One big question is how the cost of space solar power will compare to conventional alternatives. Space Solar says its electricity cost would be similar to intermittent renewables, such as wind or ground solar power.

Another big question is: why Iceland? 

There is no shortage of clean energy in Iceland, a country that sits on top of active volcanos. There is an unlimited source of geothermal heat just below ground, which Iceland is already putting to good use.

We see the backs of two people in a snowy dead grassy landscape looking out at an energy plant where steam is rising.
People look at a geothermal plant outside Myvatn, a volcanic lake in northern Iceland. (Loic Venance/AFP/Getty Images)

The country is a pioneer in geothermal space heating. Hot water from the ground heats homes as well as greenhouses that produce nearly half the vegetables consumed in the country, even though it lies above the Arctic Circle. Even some of its streets are heated that way.

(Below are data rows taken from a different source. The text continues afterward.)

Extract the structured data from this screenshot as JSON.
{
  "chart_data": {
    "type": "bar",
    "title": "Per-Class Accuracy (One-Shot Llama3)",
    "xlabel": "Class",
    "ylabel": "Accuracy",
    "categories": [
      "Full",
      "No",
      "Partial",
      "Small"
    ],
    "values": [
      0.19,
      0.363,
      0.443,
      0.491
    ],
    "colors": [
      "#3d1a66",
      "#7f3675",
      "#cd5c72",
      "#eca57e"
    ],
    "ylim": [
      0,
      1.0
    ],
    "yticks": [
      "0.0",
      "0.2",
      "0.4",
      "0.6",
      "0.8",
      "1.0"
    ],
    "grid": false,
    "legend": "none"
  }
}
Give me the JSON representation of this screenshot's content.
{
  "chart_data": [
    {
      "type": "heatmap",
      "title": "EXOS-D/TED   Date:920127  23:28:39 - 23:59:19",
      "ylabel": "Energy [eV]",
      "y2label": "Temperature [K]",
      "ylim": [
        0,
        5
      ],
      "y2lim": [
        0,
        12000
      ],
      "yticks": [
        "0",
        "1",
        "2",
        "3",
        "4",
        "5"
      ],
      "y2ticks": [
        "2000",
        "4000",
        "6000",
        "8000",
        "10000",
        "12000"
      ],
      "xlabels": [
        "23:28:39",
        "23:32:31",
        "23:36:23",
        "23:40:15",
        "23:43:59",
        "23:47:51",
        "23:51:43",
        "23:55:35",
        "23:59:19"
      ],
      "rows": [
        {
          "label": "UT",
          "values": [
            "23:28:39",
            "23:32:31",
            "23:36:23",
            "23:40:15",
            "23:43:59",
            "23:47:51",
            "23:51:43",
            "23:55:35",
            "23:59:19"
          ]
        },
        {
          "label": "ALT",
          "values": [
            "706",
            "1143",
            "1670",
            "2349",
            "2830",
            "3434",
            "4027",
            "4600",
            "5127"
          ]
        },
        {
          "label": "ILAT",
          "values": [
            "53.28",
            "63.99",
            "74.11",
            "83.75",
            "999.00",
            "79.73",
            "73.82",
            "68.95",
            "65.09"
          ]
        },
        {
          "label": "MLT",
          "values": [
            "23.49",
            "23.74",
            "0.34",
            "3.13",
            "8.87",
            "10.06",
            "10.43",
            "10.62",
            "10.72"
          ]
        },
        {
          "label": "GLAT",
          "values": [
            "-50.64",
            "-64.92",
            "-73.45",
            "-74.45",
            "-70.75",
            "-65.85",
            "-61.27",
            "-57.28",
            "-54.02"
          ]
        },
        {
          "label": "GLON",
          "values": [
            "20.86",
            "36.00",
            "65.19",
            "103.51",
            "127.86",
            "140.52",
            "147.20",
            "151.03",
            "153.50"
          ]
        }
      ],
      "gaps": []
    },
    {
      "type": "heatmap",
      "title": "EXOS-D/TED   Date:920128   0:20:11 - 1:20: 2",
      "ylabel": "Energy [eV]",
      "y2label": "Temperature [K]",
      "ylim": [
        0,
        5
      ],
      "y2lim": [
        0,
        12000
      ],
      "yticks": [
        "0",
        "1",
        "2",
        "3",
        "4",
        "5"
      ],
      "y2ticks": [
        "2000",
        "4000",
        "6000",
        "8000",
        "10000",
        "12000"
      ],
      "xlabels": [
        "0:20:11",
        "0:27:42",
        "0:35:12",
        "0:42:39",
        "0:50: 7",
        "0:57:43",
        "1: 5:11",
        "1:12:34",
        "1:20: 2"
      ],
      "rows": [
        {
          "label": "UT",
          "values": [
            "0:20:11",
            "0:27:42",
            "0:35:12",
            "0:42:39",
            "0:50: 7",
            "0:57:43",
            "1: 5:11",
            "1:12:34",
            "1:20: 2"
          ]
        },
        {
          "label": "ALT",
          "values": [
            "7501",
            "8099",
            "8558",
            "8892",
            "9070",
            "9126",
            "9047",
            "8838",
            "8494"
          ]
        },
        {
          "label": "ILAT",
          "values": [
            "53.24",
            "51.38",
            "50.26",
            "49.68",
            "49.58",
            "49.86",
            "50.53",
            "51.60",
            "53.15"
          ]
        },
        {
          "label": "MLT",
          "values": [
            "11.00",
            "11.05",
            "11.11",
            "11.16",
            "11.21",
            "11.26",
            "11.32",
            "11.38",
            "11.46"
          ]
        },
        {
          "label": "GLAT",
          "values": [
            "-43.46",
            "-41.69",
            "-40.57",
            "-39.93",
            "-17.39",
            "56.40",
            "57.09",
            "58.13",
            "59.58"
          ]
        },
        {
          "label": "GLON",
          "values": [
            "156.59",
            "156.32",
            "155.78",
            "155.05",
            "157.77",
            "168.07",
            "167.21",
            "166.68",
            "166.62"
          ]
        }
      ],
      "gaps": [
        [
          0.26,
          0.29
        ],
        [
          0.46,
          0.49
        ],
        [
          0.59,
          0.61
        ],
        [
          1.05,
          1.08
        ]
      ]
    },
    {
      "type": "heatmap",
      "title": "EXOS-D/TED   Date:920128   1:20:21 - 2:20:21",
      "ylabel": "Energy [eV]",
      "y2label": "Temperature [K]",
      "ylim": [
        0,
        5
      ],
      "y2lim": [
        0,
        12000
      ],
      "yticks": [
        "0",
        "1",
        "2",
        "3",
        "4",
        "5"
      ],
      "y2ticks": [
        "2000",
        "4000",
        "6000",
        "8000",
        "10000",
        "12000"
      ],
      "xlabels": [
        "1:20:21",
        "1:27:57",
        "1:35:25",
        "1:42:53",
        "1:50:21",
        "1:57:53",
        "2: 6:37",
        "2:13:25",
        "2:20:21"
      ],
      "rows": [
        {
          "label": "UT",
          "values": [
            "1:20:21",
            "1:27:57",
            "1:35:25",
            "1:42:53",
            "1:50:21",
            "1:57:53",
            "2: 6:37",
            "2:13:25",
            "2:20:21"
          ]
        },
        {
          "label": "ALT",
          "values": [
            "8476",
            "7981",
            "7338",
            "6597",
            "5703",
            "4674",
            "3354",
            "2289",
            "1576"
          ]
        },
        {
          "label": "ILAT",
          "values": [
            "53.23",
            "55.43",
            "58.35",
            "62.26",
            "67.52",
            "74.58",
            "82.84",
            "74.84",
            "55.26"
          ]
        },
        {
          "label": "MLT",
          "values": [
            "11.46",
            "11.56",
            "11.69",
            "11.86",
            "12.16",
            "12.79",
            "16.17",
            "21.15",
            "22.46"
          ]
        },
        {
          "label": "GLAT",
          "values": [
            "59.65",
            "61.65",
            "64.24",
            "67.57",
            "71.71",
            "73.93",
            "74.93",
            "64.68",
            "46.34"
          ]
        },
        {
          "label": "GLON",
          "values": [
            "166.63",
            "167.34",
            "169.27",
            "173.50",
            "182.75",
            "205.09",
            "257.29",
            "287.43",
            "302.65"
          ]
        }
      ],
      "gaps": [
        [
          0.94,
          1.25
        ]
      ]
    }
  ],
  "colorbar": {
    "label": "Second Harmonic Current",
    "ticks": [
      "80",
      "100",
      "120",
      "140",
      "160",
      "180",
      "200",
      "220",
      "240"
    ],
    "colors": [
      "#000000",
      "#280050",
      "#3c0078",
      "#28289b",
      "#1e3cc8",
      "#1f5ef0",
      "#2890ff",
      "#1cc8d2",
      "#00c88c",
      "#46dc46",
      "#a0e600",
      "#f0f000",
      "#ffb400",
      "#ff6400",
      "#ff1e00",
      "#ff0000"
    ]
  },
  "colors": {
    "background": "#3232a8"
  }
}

About one quarter of Iceland’s electricity is generated geothermally. It also utilizes hydroelectricity and wind.

So why is a country that is expert in capturing the abundant clean energy from the ground interested in reaching thousands of kilometres into space to collect energy from the sun?

Space Solar says the country’s track record in bringing clean energy technologies to market is the reason it’s kick-starting the venture in Iceland. And like many countries, Iceland is expected to face increased energy demands for future data centres and the use of artificial intelligence, the company says. 

While it’s wise for a country to look at all clean energy options, it could be that — by looking to space — the volcanic island nation is embracing a complex solution when a simple one is right below its feet.